De entre las tradiciones culturales que jalonan el devenir del año, en el pueblo de Cumbres Mayores, contamos con esta que hunde sus raíces en la Mitología grecorromana.

El origen de esta fiesta se pierde en el tiempo, es una tradición que ha pasado de padres a hijos.
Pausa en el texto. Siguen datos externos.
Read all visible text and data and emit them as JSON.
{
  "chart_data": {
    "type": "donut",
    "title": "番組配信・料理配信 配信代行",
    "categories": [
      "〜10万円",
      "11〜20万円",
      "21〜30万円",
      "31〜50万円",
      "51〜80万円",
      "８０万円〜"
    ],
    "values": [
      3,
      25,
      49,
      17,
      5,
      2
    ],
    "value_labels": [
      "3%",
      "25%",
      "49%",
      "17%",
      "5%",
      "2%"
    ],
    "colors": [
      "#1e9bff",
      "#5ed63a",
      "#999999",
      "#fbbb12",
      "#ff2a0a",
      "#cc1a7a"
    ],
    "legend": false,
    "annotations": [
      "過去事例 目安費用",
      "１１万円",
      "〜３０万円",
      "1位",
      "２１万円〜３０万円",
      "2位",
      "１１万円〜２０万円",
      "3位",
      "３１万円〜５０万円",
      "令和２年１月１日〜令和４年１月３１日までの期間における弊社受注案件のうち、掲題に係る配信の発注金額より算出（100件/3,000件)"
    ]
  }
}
Se celebra en el solsticio de verano.

El día 23 se iba al campo de gira y allí se cortaba un pino, el cual transportado por los mozos, era colocado en el medio de una calle o en una plaza, donde más tarde se iba a celebrar la Fiesta.

EN ESTA CALLE HAY UN PINO

Y EN EL PINO UNA CEBOLLA

Y EN LA CEBOLLA UN ESPEJO

DONDE SE MIRA MI NOVIA.

Al atardecer de ese día, 23 de junio- Vísperas de San Juan- se colocaban los adornos del pino, se adornaba la calle o plaza y se colocaban las sillas de enea formando corro en torno al pino. Salían de las cocinas los almireces, las sonajas de madera, las carrañacas, los panderos, los palillos... y con la botella de anís rasgueada por la cuchara, se formaba la orquesta que acompañaba la música con letras diferentes. La Fiesta duraba hasta la madrugada. Había cierta rivalidad entre los distintos pinos por ver quién lo tenía más hermoso, más engalanado o cual realizaba la mejor velada.

Aquella misma tarde, o al día siguiente, las muchachas se encargaban de adornarlo con cadenetas de papel de seda y poniendo dos elementos, los cuales no podían faltar en el pino, un espejo y una cebolla.

El aguardiente o el Ponche, los dulces, el café y los jeringos hacían su aparición en el momento oportuno, siendo costumbre visitar los diferentes pinos, conversar con amigos y conocidos, e incluso rondar a la joven a la cual se pretendía.